Presiden ADB Masato Kanda mengatakan pihaknya akan memberikan dukungan yang cepat, fleksibel, dan menyesuaikan kebutuhan masing-masing negara.
ADB akan memberikan dukungan yang cepat, fleksibel, dan dapat disesuaikan untuk membantu negara-negara mengatasi tekanan mendesak dan memperkuat ketahanan jangka panjang, terutama melalui dukungan anggaran yang dapat dicairkan dengan cepat serta pembiayaan perdagangan dan rantai pasokan guna menjamin impor barang-barang penting, yang kini mencakup minyak,”
ujar Masato dalam keterangannya dikutip Kamis, 26 Maret 2026.
Masato menyatakan, ADB memiliki kapasitas keuangan yang cukup untuk melindungi operasi yang sedang berjalan maupun yang direncanakan. Hal ini sekaligus memperluas dukungan darurat sesuai dengan kebutuhan negara-negara anggota, termasuk dengan memanfaatkan cadangan pinjaman kontra-siklusnya.
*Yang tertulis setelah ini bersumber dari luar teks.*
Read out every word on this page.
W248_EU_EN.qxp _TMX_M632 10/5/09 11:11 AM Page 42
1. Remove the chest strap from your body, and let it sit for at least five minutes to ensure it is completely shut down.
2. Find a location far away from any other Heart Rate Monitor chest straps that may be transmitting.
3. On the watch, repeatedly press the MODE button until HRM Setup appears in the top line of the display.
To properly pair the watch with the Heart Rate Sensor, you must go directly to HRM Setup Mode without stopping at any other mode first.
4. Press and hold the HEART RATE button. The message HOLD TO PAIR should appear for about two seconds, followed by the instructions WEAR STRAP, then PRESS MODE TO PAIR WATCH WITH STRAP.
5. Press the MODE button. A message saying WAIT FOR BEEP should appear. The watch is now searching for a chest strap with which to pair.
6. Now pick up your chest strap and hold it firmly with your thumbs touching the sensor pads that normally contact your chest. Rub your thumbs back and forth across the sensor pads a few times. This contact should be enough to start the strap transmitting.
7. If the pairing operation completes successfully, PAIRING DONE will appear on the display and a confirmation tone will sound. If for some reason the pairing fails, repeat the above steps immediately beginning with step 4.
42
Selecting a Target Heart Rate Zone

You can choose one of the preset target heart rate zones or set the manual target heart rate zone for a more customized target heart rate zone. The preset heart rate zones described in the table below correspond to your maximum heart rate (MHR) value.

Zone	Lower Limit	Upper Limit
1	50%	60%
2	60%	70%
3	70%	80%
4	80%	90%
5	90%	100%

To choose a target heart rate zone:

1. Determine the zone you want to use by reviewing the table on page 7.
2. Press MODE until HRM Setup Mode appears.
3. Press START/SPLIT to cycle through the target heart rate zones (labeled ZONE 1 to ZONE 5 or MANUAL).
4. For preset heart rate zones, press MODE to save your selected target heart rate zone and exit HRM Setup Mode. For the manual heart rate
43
Analisis terbaru ADB menunjukkan, gangguan pada rute pengiriman telah menyebabkan kenaikan biaya dan waktu pengiriman. Sementara risiko pasokan tidak hanya mencakup sektor energi, tetapi juga bahan baku industri utama seperti petrokimia dan pupuk, yang berdampak serius terhadap pertanian dan produksi pangan.
Menurutnya, perekonomian negara yang bergantung pada pariwisata dan pengiriman uang menghadapi kerentanan yang semakin parah di luar guncangan awal tersebut. Konflik ini pun meningkatkan ketidakpastian dan memperketat kondisi keuangan di seluruh kawasan, sehingga memberikan tekanan pada mata uang dan arus modal.
Maka dari itu, Masato menjelaskan respons ADB adalah siap memberikan dukungan keuangan dan teknis yang tepat waktu untuk membantu negara-negara anggota mengelola risiko, menjaga stabilitas makroekonomi, dan melindungi kelompok masyarakat yang rentan.
Ada dua komponen utama dalam intervensi ADB. Pertama dukungan anggaran yang disalurkan dengan cepat untuk membantu negara-negara anggota yang menghadapi tekanan fiskal yang meningkat.
Dukungan itu, utamanya penggunaan fasilitas dukungan kontrasiklus bank untuk membantu pemerintah menstabilkan perekonomian mereka dan memitigasi dampak guncangan terhadap kehidupan dan mata pencaharian mereka yang paling berisiko.
Kedua, Program Pembiayaan Perdagangan dan Rantai Pasokan (TSCFP) ADB, yang mendukung sektor swasta untuk memastikan impor penting, termasuk energi dan pangan, tetap mengalir.
Masato mengatakan, pihaknya juga telah memutuskan untuk mengaktifkan kembali dukungan untuk impor minyak di bawah program ini untuk periode terbatas. Keputusan ini dipicu oleh perekonomian dan kondisi masyarakat di seluruh kawasan ini yang sangat terpengaruh oleh lonjakan harga minyak yang cepat dan terganggunya rantai pasokan.
Masato mengungkapkan, pihaknya sudah memulai pembicaraan dengan semua negara anggota yang terkena dampak parah mengenai kemungkinan memberikan dukungan segera.
Kemudian ADB akan terus bekerja sama erat dengan pemerintah, mitra pembangunan, serta sektor swasta untuk memastikan respons yang terkoordinasi dan efektif guna menjaga stabilitas ekonomi serta melindungi masyarakat miskin dan kelompok yang paling rentan.
ADB tegas Masato, akan terus memantau perkembangan pasar global dan implikasinya terhadap perekonomian di kawasan Asia dan Pasifik, terutama terkait fluktuasi harga energi, tekanan inflasi, dan neraca transaksi berjalan.